0.0% of residents lived in urban areas, while 100.0% lived in rural areas.

There were 200 households in Falls City, of which 39.5% had children under the age of 18 living in them. Of all households, 53.0% were married-couple households, 20.0% were households with a male householder and no spouse or partner present, and 23.0% were households with a female householder and no spouse or partner present. About 25.0% of all households were made up of individuals and 13.5% had someone living alone who was 65 years of age or older.

There were 249 housing units, of which 19.7% were vacant. The homeowner vacancy rate was 0.6% and the rental vacancy rate was 27.3%.

Racial composition as of the 2020 census
| Race | Number | Percent |
|---|---|---|
| White | 399 | 77.6% |
| Black or African American | 3 | 0.6% |
| American Indian and Alaska Native | 0 | 0.0% |
| Asian | 0 | 0.0% |
| Native Hawaiian and Other Pacific Islander | 0 | 0.0% |
| Some other race | 40 | 7.8% |
| Two or more races | 72 | 14.0% |
| Hispanic or Latino (of any race) | 146 | 28.4% |

===2010 census===

As of the census of 2010, there were 611 people, 242 households, and 169 families residing in the city. The population density was 653.4 PD/sqmi. There were 242 housing units at an average density of 267.5 /sqmi.
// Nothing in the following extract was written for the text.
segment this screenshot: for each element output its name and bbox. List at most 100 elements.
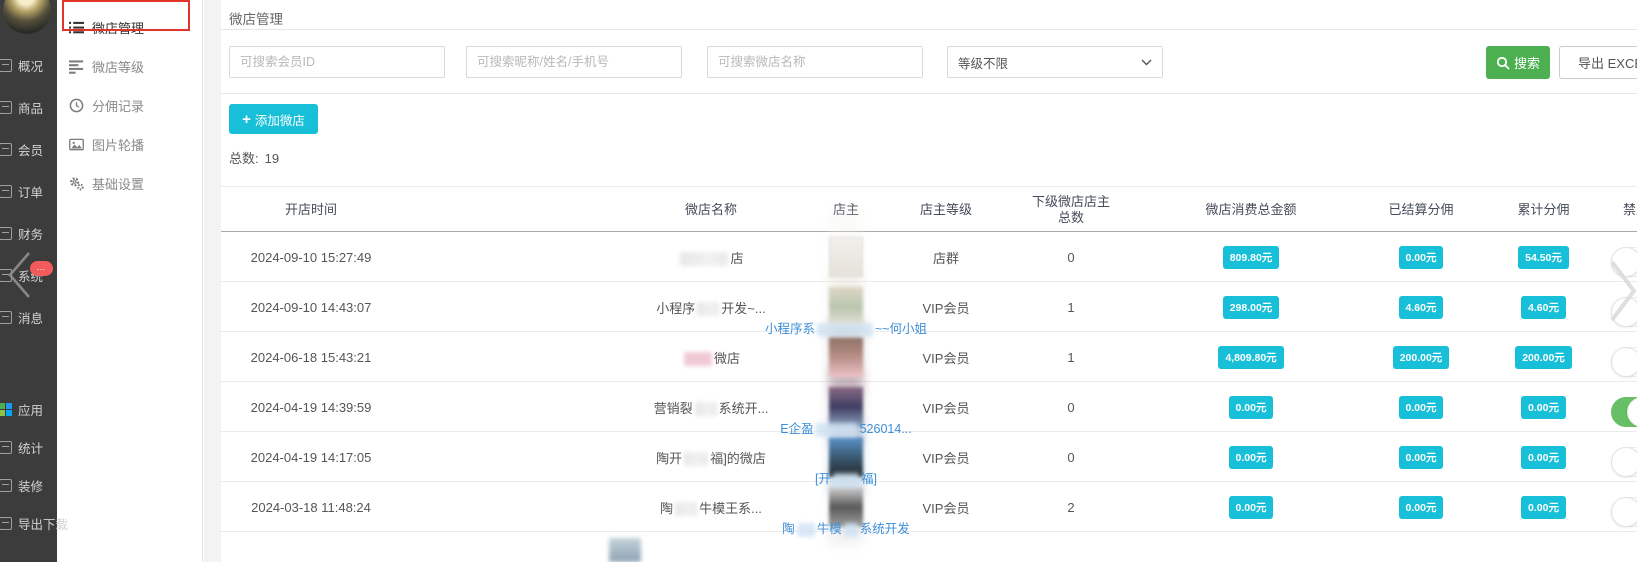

The racial makeup of the city was 95.3% White, 4.4% from other races, and .3% from two or more races. Hispanic or Latino of any race were 21.3% of the population.
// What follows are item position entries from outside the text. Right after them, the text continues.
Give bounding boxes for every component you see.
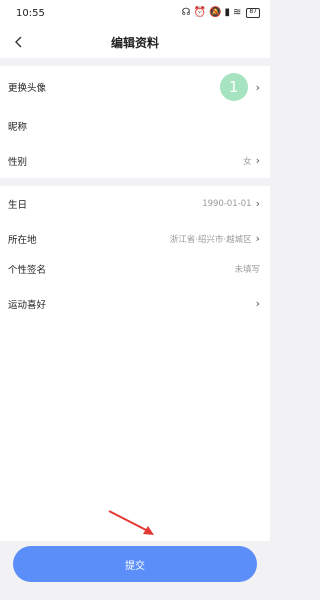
alarm-icon: ⏰: [193, 7, 206, 18]
avatar-badge-text: 1: [228, 78, 239, 96]
row-nickname[interactable]: 昵称: [0, 108, 270, 143]
chevron-right-icon: ›: [255, 297, 260, 310]
nav-bar: 编辑资料: [0, 26, 270, 58]
avatar: 1: [219, 73, 248, 101]
submit-button[interactable]: 提交: [13, 546, 257, 582]
page-title: 编辑资料: [110, 35, 159, 50]
nickname-label: 昵称: [8, 121, 28, 133]
chevron-left-icon: [14, 36, 21, 48]
gender-value: 女: [243, 156, 252, 167]
row-birthday[interactable]: 生日 1990-01-01 ›: [0, 186, 270, 221]
signature-label: 个性签名: [8, 264, 47, 276]
row-gender[interactable]: 性别 女 ›: [0, 143, 270, 178]
birthday-value: 1990-01-01: [202, 198, 252, 209]
status-icons: ☊ ⏰ 🔕 ▮ ≋ 87: [182, 8, 260, 18]
wifi-icon: ≋: [232, 7, 242, 18]
mute-icon: 🔕: [209, 7, 222, 18]
back-button[interactable]: [8, 31, 28, 53]
gender-label: 性别: [8, 156, 28, 168]
signature-value: 未填写: [234, 264, 260, 275]
battery-icon: 87: [246, 8, 260, 18]
profile-group-extra: 个性签名 未填写 运动喜好 ›: [0, 251, 270, 541]
chevron-right-icon: ›: [255, 154, 260, 167]
status-time: 10:55: [16, 7, 45, 19]
profile-group-basic: 更换头像 1 › 昵称 性别 女 ›: [0, 66, 270, 178]
signal-icon: ▮: [224, 7, 230, 18]
birthday-label: 生日: [8, 199, 28, 211]
row-signature[interactable]: 个性签名 未填写: [0, 251, 270, 286]
location-value: 浙江省·绍兴市·越城区: [169, 234, 252, 245]
chevron-right-icon: ›: [255, 80, 260, 94]
location-label: 所在地: [8, 234, 37, 246]
row-sports[interactable]: 运动喜好 ›: [0, 286, 270, 321]
chevron-right-icon: ›: [255, 197, 260, 210]
chevron-right-icon: ›: [255, 232, 260, 245]
annotation-arrow-icon: [108, 510, 154, 535]
status-bar: 10:55 ☊ ⏰ 🔕 ▮ ≋ 87: [0, 0, 270, 26]
headphone-icon: ☊: [181, 7, 191, 18]
avatar-label: 更换头像: [8, 83, 47, 94]
profile-group-info: 生日 1990-01-01 › 所在地 浙江省·绍兴市·越城区 ›: [0, 186, 270, 260]
row-avatar[interactable]: 更换头像 1 ›: [0, 66, 270, 108]
sports-label: 运动喜好: [8, 299, 47, 311]
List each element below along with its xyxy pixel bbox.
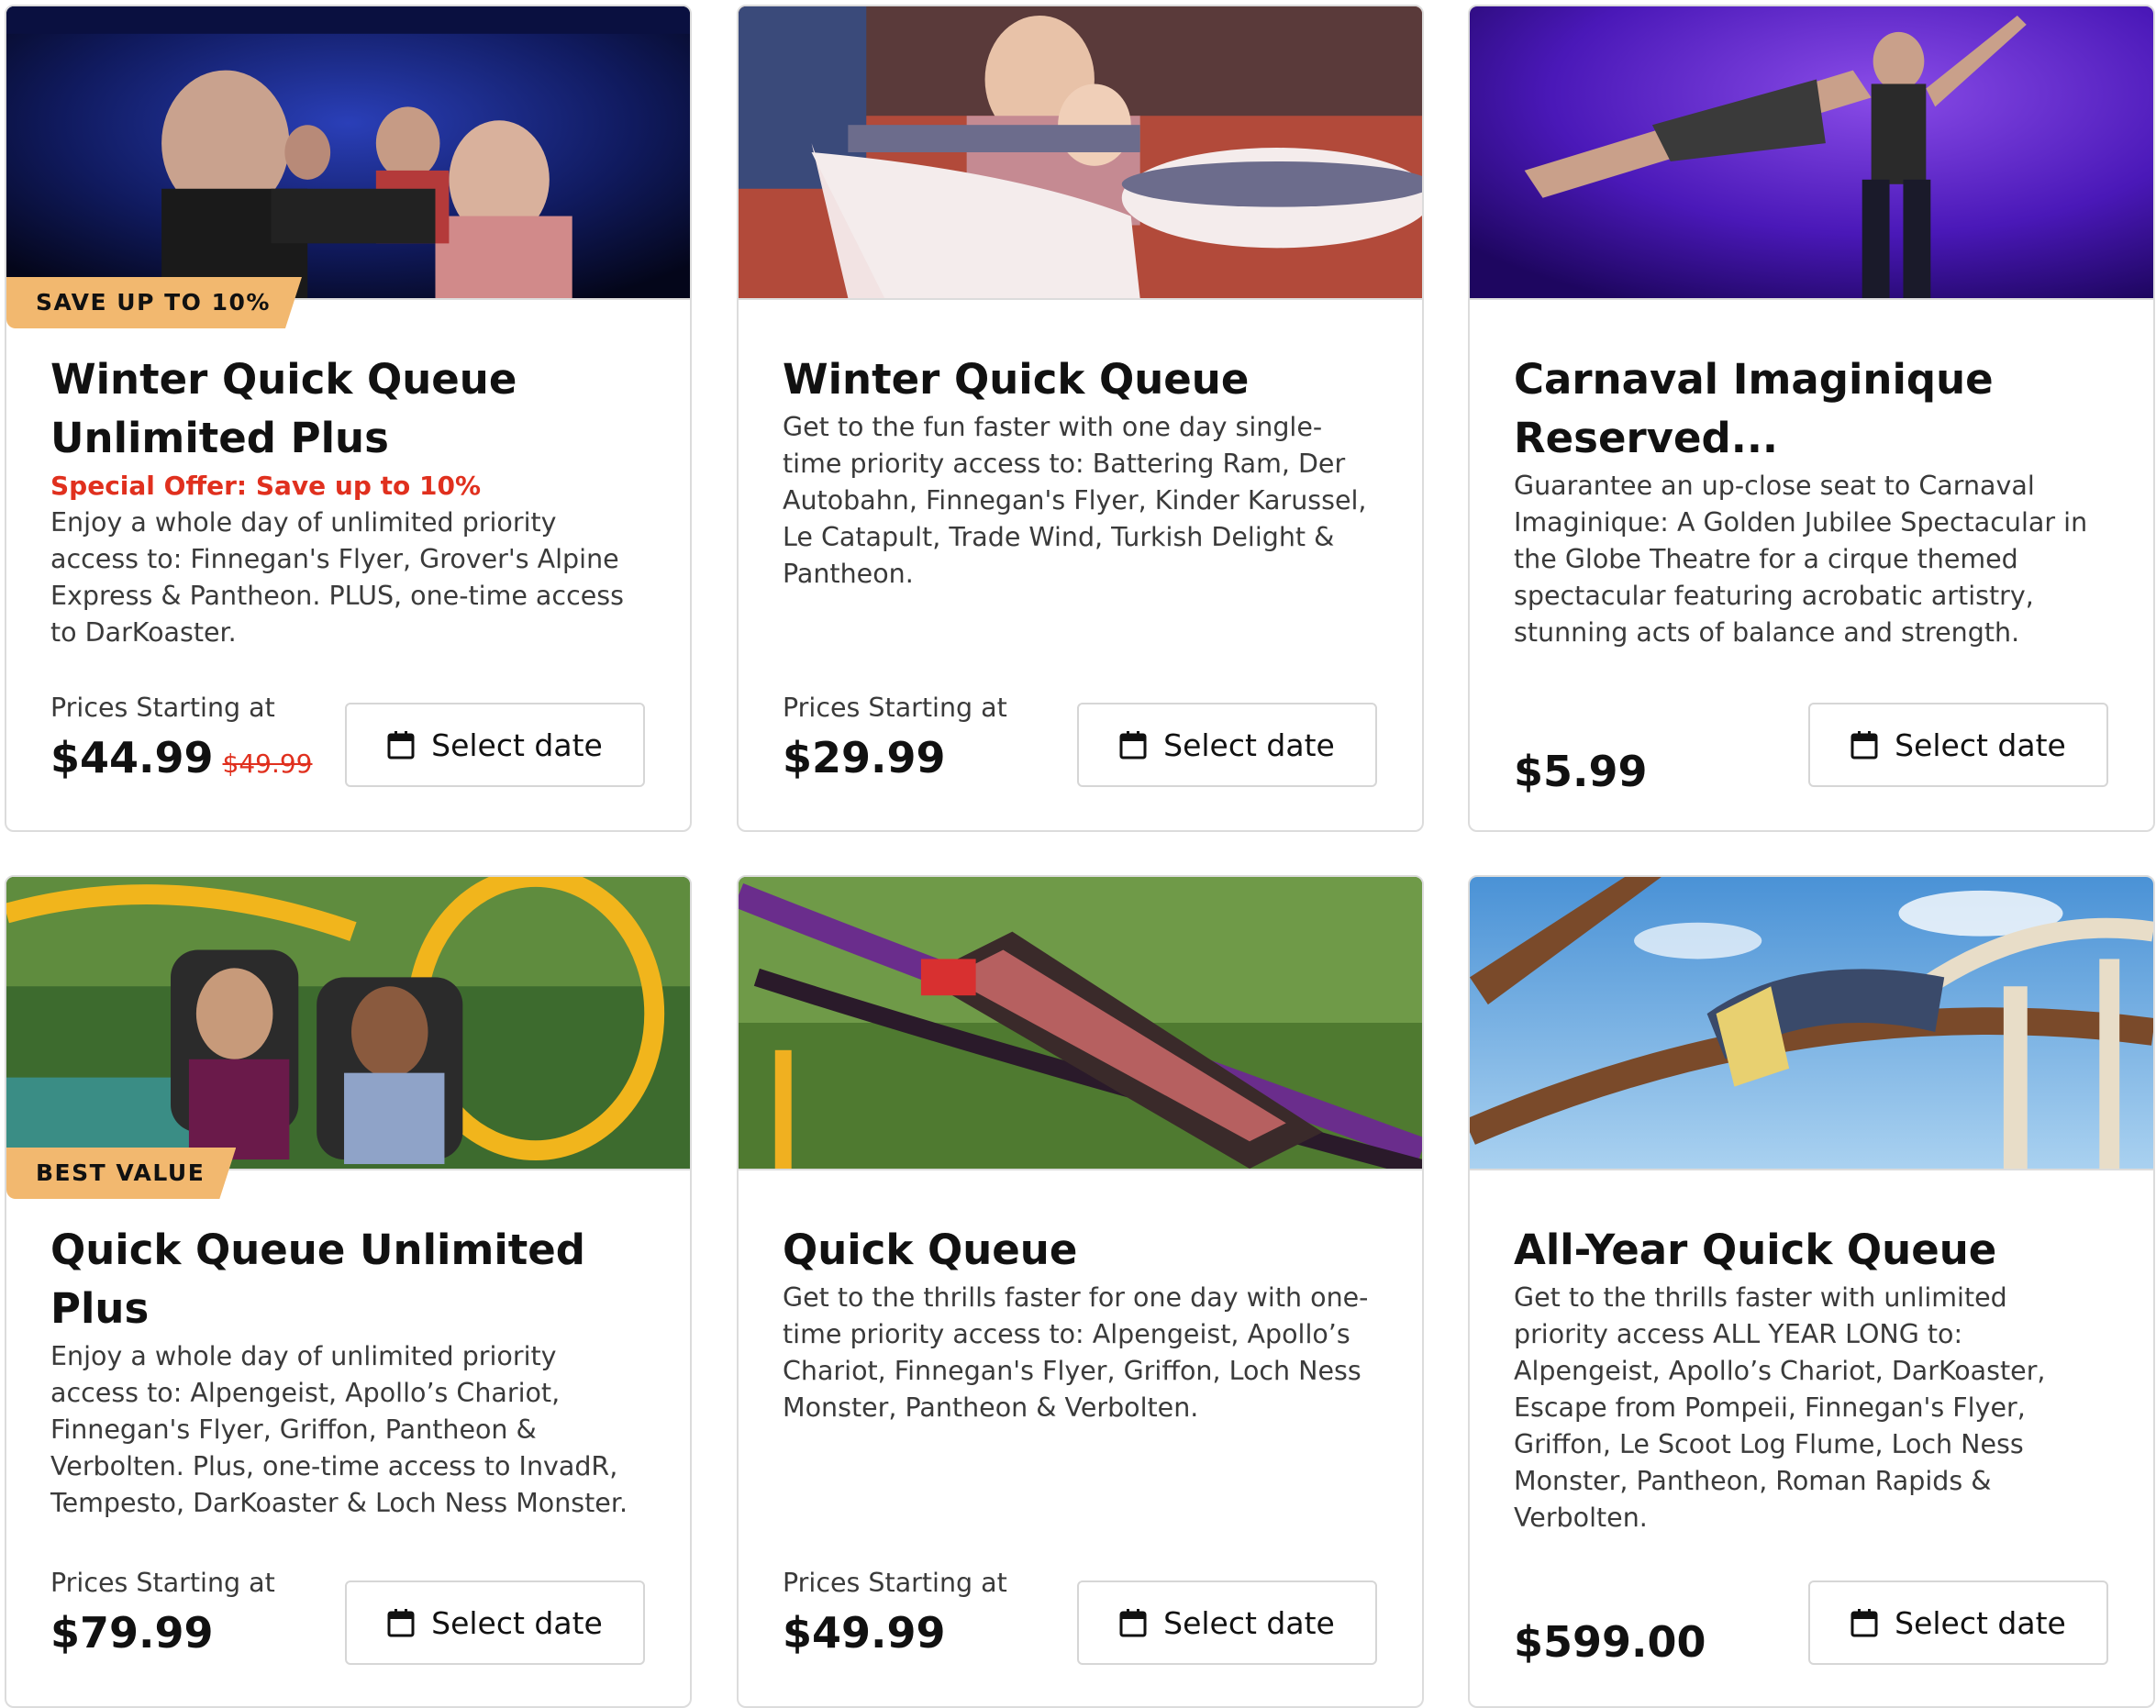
current-price: $29.99 [783,733,946,782]
card-description: Get to the thrills faster with unlimited… [1514,1282,2046,1533]
select-date-button[interactable]: Select date [1808,703,2108,787]
current-price: $49.99 [783,1608,946,1658]
product-card-winter-quick-queue[interactable]: Winter Quick Queue Get to the fun faster… [737,5,1424,832]
select-date-button[interactable]: Select date [1077,1580,1377,1665]
ticket-grid: SAVE UP TO 10% Winter Quick Queue Unlimi… [0,0,2156,1708]
select-date-button[interactable]: Select date [1808,1580,2108,1665]
card-description: Get to the fun faster with one day singl… [783,412,1367,589]
special-offer-text: Special Offer: Save up to 10% [50,471,482,501]
current-price: $44.99 [50,733,214,782]
card-description: Guarantee an up-close seat to Carnaval I… [1514,471,2088,648]
current-price: $79.99 [50,1608,214,1658]
select-date-button[interactable]: Select date [1077,703,1377,787]
card-body: Quick Queue Unlimited Plus Enjoy a whole… [50,1221,646,1522]
calendar-icon [387,1609,415,1637]
calendar-icon [1850,731,1878,760]
product-card-winter-quick-queue-unlimited-plus[interactable]: SAVE UP TO 10% Winter Quick Queue Unlimi… [5,5,692,832]
save-up-to-10-badge: SAVE UP TO 10% [6,277,302,328]
card-description: Get to the thrills faster for one day wi… [783,1282,1369,1423]
price-row: $5.99 [1514,746,1648,797]
card-body: Quick Queue Get to the thrills faster fo… [783,1221,1378,1426]
prices-starting-label: Prices Starting at [50,693,275,723]
current-price: $5.99 [1514,747,1648,796]
select-date-label: Select date [1895,1604,2066,1641]
price-block: Prices Starting at $29.99 [783,690,1007,783]
price-row: $44.99 $49.99 [50,732,313,783]
price-row: $79.99 [50,1607,275,1658]
prices-starting-label: Prices Starting at [783,1568,1007,1598]
card-image-acrobats [1470,6,2153,300]
card-title: Quick Queue [783,1226,1078,1274]
price-block: Prices Starting at $79.99 [50,1565,275,1658]
card-body: Winter Quick Queue Unlimited Plus Specia… [50,350,646,651]
card-description: Enjoy a whole day of unlimited priority … [50,507,624,648]
card-image-coaster-train [739,877,1422,1170]
card-body: Carnaval Imaginique Reserved... Guarante… [1514,350,2109,651]
card-body: All-Year Quick Queue Get to the thrills … [1514,1221,2109,1536]
prices-starting-label: Prices Starting at [783,693,1007,723]
price-row: $29.99 [783,732,1007,783]
product-card-quick-queue[interactable]: Quick Queue Get to the thrills faster fo… [737,875,1424,1708]
calendar-icon [1850,1609,1878,1637]
card-title: Carnaval Imaginique Reserved... [1514,355,1994,462]
original-price: $49.99 [222,749,313,779]
card-description: Enjoy a whole day of unlimited priority … [50,1341,628,1518]
calendar-icon [1119,1609,1147,1637]
select-date-button[interactable]: Select date [345,1580,645,1665]
calendar-icon [1119,731,1147,760]
select-date-label: Select date [1163,726,1335,763]
price-row: $49.99 [783,1607,1007,1658]
card-image-coaster-riders [6,877,690,1170]
calendar-icon [387,731,415,760]
card-title: Quick Queue Unlimited Plus [50,1226,586,1333]
price-block: $599.00 [1514,1611,1706,1668]
select-date-label: Select date [431,1604,603,1641]
card-title: Winter Quick Queue [783,355,1250,404]
price-block: Prices Starting at $44.99 $49.99 [50,690,313,783]
card-body: Winter Quick Queue Get to the fun faster… [783,350,1378,593]
price-row: $599.00 [1514,1616,1706,1668]
select-date-label: Select date [1895,726,2066,763]
card-image-coaster-sky [1470,877,2153,1170]
price-block: Prices Starting at $49.99 [783,1565,1007,1658]
price-block: $5.99 [1514,740,1648,797]
card-image-dark-ride [6,6,690,300]
product-card-carnaval-imaginique[interactable]: Carnaval Imaginique Reserved... Guarante… [1468,5,2155,832]
card-image-teacups-ride [739,6,1422,300]
select-date-label: Select date [431,726,603,763]
select-date-label: Select date [1163,1604,1335,1641]
best-value-badge: BEST VALUE [6,1148,236,1199]
product-card-all-year-quick-queue[interactable]: All-Year Quick Queue Get to the thrills … [1468,875,2155,1708]
current-price: $599.00 [1514,1617,1706,1667]
product-card-quick-queue-unlimited-plus[interactable]: BEST VALUE Quick Queue Unlimited Plus En… [5,875,692,1708]
card-title: All-Year Quick Queue [1514,1226,1997,1274]
prices-starting-label: Prices Starting at [50,1568,275,1598]
select-date-button[interactable]: Select date [345,703,645,787]
card-title: Winter Quick Queue Unlimited Plus [50,355,517,462]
There were 224 households, out of which 38.8% had children under the age of 18 living with them, 55.4% were married couples living together, 8.0% had a female householder with no husband present, and 28.1% were non-families. 24.6% of all households were made up of individuals, and 16.1% had someone living alone who was 65 years of age or older. The average household size was 2.64 and the average family size was 3.15.

In the city, the population was spread out, with 27.7% under the age of 18, 8.5% from 18 to 24, 27.6% from 25 to 44, 20.3% from 45 to 64, and 15.9% who were 65 years of age or older. The median age was 36 years. For every 100 females, there were 97.7 males. For every 100 females age 18 and over, there were 95.9 males.
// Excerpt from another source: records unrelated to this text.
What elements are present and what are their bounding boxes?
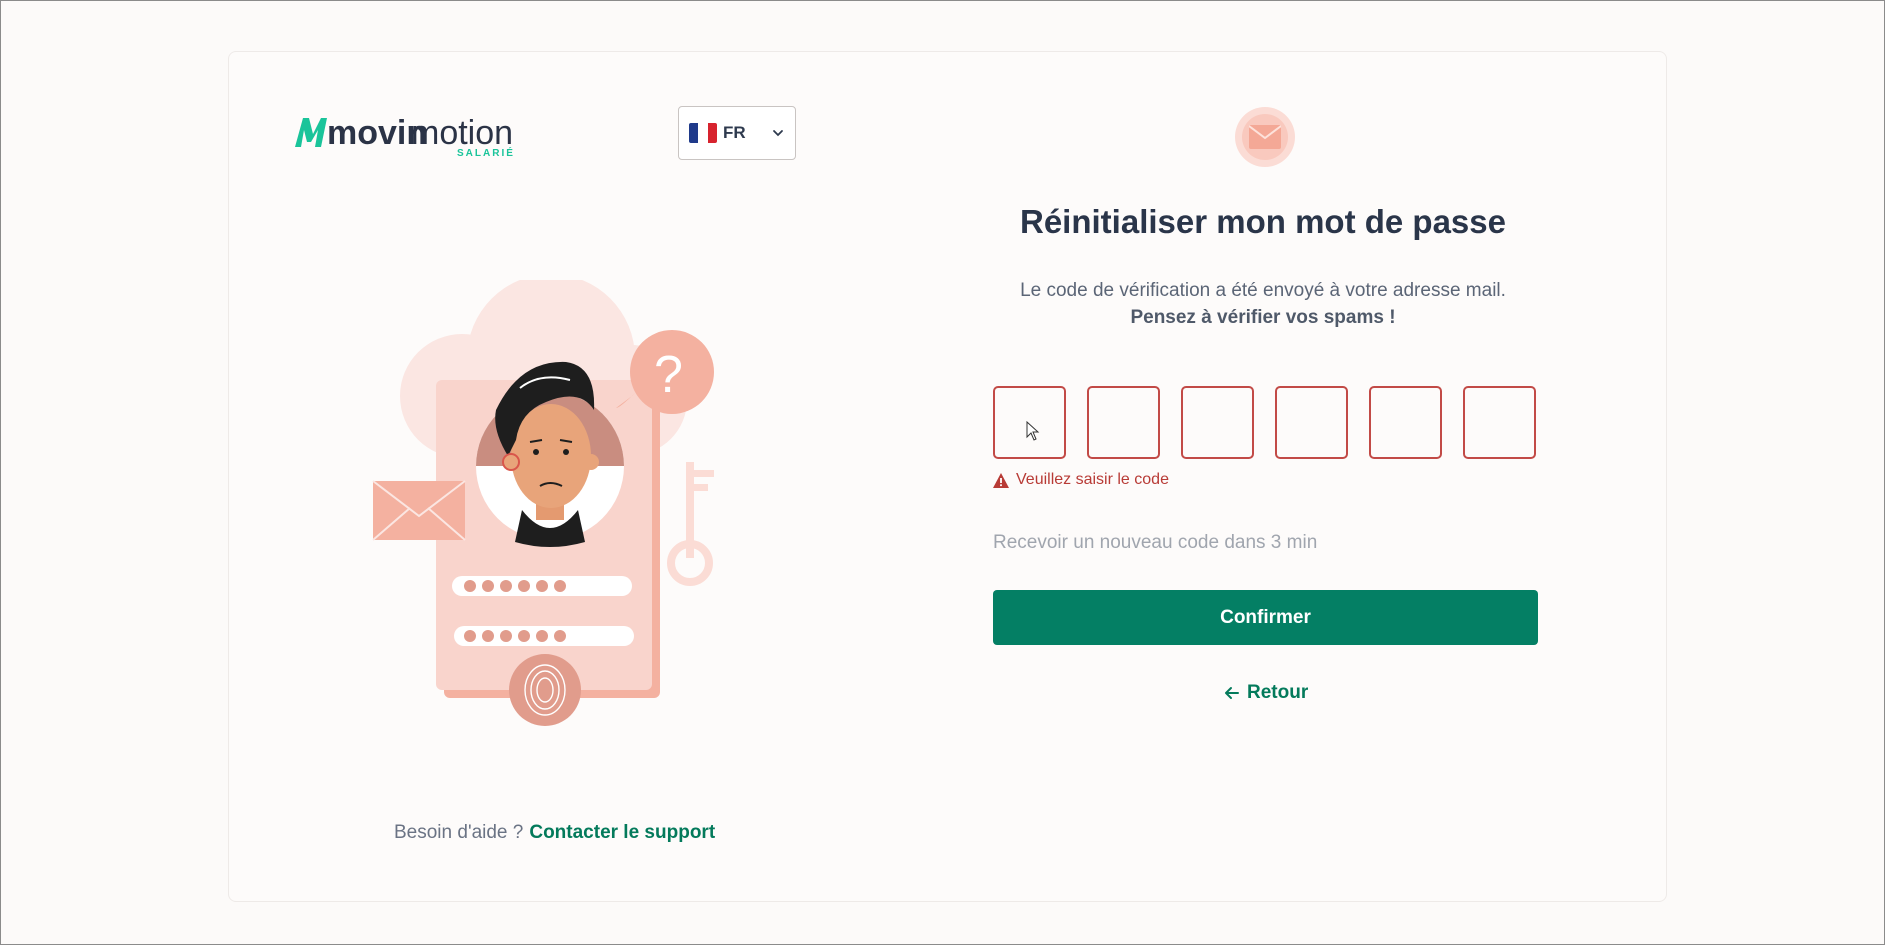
code-digit-4[interactable] [1275,386,1348,459]
back-link[interactable]: Retour [1224,682,1308,704]
svg-text:SALARIÉ: SALARIÉ [457,146,515,158]
svg-text:?: ? [654,346,683,404]
language-selector[interactable]: FR [678,106,796,160]
help-footer: Besoin d'aide ? Contacter le support [394,822,715,844]
warning-icon [993,472,1009,488]
language-code: FR [723,123,746,142]
error-text: Veuillez saisir le code [1016,471,1169,488]
code-digit-2[interactable] [1087,386,1160,459]
svg-text:motion: motion [411,114,513,152]
french-flag-icon [689,123,717,143]
spam-reminder-text: Pensez à vérifier vos spams ! [1130,307,1396,328]
resend-code-timer: Recevoir un nouveau code dans 3 min [993,532,1318,553]
code-digit-6[interactable] [1463,386,1536,459]
chevron-down-icon [773,130,783,137]
code-digit-5[interactable] [1369,386,1442,459]
mouse-cursor-icon [1026,421,1040,441]
code-digit-3[interactable] [1181,386,1254,459]
arrow-left-icon [1225,687,1239,699]
envelope-icon [1235,107,1295,167]
page-title: Réinitialiser mon mot de passe [1020,203,1506,240]
confirm-button[interactable]: Confirmer [993,590,1538,645]
back-label: Retour [1247,682,1309,703]
code-error-message: Veuillez saisir le code [993,471,1169,489]
verification-sent-text: Le code de vérification a été envoyé à v… [1020,280,1506,301]
password-reset-illustration: ? [370,274,730,730]
help-text: Besoin d'aide ? [394,822,524,843]
verification-code-input [993,386,1536,459]
contact-support-link[interactable]: Contacter le support [529,822,715,843]
movinmotion-logo: movin motion SALARIÉ [293,112,515,158]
The median income for a household in the city was $34,583, and the median income for a family was $46,667. Males had a median income of $27,344 versus $18,500 for females. The per capita income for the city was $19,125. About 12.8% of families and 15.1% of the population were below the poverty line, including 18.2% of those under age 18 and 21.6% of those age 65 or over.

==Education==
Falls City is served by the Falls City Independent School District, which also serves the neighboring communities of Hobson, Cestohowa and Pawelekville.

==Climate==
The climate in this area is characterized by hot, humid summers and generally mild to cool winters. According to the Köppen Climate Classification system, Falls City has a humid subtropical climate, abbreviated "Cfa" on climate maps.